Rather than quibble anymore on this point, I’d like to call attention to another “Dallas” feature that I find very interesting. “Dallas” incorporates an information syndication and licensing model, which frees users from having to separately set up and manage diverse subscriptions. Though you might say, “so what, that’s a standard component of any online content aggregation service,” I’d argue that that’s at the heart of any future service that promises to let you “mine the cloud” (however you define “mine,” but with specific emphasis on public clouds and federated public/private clouds). Considering that a cloud is a highly distributed information environment, and that many public clouds will federate with and among private enterprise clouds, it’s absolutely essential to have federated content syndication and licensing. Essentially, federation provides a web of trust to ensure that you’re only given access to data sets for which you have permissions, and that you’re prevented from accessing any that you’re not allowed to (perhaps because you didn’t pay or because you don’t have valid credentials).

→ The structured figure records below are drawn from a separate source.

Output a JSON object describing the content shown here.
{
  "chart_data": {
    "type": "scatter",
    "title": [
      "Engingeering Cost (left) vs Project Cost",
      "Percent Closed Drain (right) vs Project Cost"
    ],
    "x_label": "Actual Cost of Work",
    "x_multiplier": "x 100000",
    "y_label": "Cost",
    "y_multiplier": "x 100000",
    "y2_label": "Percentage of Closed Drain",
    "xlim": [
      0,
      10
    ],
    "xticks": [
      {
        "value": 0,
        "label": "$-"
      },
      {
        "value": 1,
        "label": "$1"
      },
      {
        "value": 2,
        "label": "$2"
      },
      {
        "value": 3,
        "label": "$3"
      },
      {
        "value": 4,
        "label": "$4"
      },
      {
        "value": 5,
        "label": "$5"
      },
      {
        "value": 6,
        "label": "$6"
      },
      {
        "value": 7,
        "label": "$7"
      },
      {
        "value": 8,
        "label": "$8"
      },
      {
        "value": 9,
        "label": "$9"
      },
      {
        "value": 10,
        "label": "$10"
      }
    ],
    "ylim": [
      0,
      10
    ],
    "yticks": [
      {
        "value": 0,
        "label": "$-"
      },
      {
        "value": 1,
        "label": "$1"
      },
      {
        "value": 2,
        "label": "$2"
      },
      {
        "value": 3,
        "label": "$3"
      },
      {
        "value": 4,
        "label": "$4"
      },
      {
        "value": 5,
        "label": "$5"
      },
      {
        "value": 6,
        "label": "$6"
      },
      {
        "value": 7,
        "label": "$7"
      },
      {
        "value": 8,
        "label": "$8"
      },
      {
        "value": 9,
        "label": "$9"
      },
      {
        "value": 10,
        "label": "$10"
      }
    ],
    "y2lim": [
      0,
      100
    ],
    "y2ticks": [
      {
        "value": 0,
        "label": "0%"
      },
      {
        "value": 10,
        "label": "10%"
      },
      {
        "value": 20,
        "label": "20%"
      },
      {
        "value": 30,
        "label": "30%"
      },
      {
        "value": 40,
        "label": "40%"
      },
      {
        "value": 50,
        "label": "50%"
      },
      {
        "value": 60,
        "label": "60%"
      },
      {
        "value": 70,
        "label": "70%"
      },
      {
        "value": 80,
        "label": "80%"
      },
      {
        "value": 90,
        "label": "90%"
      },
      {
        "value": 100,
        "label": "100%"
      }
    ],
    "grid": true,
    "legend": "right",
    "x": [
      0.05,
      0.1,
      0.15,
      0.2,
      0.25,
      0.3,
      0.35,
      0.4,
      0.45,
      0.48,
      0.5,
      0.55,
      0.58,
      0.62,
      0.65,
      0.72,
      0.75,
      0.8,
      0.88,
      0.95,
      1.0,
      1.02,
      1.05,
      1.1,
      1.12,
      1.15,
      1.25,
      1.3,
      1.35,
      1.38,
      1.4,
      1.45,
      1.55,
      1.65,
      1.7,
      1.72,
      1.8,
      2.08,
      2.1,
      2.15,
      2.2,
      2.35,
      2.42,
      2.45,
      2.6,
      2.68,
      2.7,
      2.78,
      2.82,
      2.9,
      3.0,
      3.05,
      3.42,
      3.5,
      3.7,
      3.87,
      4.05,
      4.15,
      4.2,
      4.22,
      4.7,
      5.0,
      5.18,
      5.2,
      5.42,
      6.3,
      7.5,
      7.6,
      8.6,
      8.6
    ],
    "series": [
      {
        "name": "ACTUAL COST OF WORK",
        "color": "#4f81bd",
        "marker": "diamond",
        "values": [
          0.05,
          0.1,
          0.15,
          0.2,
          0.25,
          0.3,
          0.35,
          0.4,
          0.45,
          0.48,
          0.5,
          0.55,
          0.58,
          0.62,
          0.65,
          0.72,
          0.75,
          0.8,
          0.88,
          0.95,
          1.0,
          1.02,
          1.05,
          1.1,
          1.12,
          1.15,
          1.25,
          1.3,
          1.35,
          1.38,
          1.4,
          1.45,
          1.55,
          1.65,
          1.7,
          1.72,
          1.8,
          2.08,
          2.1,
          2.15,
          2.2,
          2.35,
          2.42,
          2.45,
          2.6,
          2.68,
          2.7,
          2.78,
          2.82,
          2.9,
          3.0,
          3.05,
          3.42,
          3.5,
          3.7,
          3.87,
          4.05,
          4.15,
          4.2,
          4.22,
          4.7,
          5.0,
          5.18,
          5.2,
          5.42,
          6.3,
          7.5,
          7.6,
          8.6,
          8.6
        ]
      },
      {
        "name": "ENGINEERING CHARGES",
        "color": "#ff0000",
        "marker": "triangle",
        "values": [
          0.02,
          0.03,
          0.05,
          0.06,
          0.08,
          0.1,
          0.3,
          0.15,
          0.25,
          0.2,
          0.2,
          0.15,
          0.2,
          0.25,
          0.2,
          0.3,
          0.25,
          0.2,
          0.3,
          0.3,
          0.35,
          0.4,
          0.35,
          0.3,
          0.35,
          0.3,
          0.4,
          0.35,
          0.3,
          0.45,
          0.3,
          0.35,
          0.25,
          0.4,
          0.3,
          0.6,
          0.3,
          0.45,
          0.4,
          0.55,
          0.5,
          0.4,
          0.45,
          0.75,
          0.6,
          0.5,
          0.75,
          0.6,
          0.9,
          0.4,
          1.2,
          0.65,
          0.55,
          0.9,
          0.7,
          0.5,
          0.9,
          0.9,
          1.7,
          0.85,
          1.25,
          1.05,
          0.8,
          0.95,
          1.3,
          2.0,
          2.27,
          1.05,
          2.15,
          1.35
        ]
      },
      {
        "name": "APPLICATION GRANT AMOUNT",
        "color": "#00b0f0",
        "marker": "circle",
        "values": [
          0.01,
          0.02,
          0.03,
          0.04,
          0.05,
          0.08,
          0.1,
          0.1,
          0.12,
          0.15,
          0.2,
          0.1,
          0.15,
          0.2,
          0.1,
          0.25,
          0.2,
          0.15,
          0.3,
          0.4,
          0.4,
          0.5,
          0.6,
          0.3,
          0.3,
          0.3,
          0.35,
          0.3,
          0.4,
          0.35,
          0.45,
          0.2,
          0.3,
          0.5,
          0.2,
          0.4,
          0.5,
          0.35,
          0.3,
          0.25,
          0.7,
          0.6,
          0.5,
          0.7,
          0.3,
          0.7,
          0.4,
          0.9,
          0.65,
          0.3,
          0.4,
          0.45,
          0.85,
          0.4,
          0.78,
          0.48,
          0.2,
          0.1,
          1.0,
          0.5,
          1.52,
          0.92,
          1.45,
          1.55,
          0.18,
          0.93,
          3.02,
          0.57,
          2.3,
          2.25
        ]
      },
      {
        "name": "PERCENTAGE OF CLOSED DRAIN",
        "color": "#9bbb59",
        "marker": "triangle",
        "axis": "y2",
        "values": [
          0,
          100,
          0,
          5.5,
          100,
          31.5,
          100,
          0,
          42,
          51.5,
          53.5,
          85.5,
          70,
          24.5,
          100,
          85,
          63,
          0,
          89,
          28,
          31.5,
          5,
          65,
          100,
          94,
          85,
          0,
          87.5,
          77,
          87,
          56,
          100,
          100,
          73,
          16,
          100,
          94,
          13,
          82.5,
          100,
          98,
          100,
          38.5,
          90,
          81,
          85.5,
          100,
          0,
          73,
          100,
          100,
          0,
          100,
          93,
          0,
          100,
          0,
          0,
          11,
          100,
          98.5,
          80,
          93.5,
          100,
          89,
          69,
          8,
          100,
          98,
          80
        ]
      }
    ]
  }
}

That, of course, also points to the need for federated identity, authorization, digital rights management, and permissioning among content clouds. In a Microsoft context, I would expect to see them leverage their federated identity technologies, especially CardSpace, WS-Federation, and Identity Metasystem, in any federated cloud content permissioning environment. In a broader industry context, I would expect a role for such federation standards as SAML. Inasmuch as more and more clouds will involve peer-to-peer information provisioning through social networks and RSS feeds, I’d expect to see a role for user-centric federation standards such as OpenID. And, just to complete this thought, I’d expect to see all of this converged with BI-oriented data federation approaches, perhaps leveraging RDF-based ontology/taxonomy specifications for semantic interoperability.
But I’m not seeing that, at least not in Microsoft’s “Project Dallas,” nor, to be honest, in any industry initiatives aimed at making clouds a truly standards-based federated information environment. In terms of “mining” clouds, there are, of course, the Hadoop and MapReduce communities, who have developed a powerful framework for doing predictive analytics against complex, distributed information sources. I don’t see any clear commitment by Microsoft yet toward incorporating these technologies into Azure generally, or “Dallas” specifically.
I expect that Microsoft and others will evolve toward this comprehensive vision over time, but it’s not obvious right now. At least not based on what I’ve seen and heard.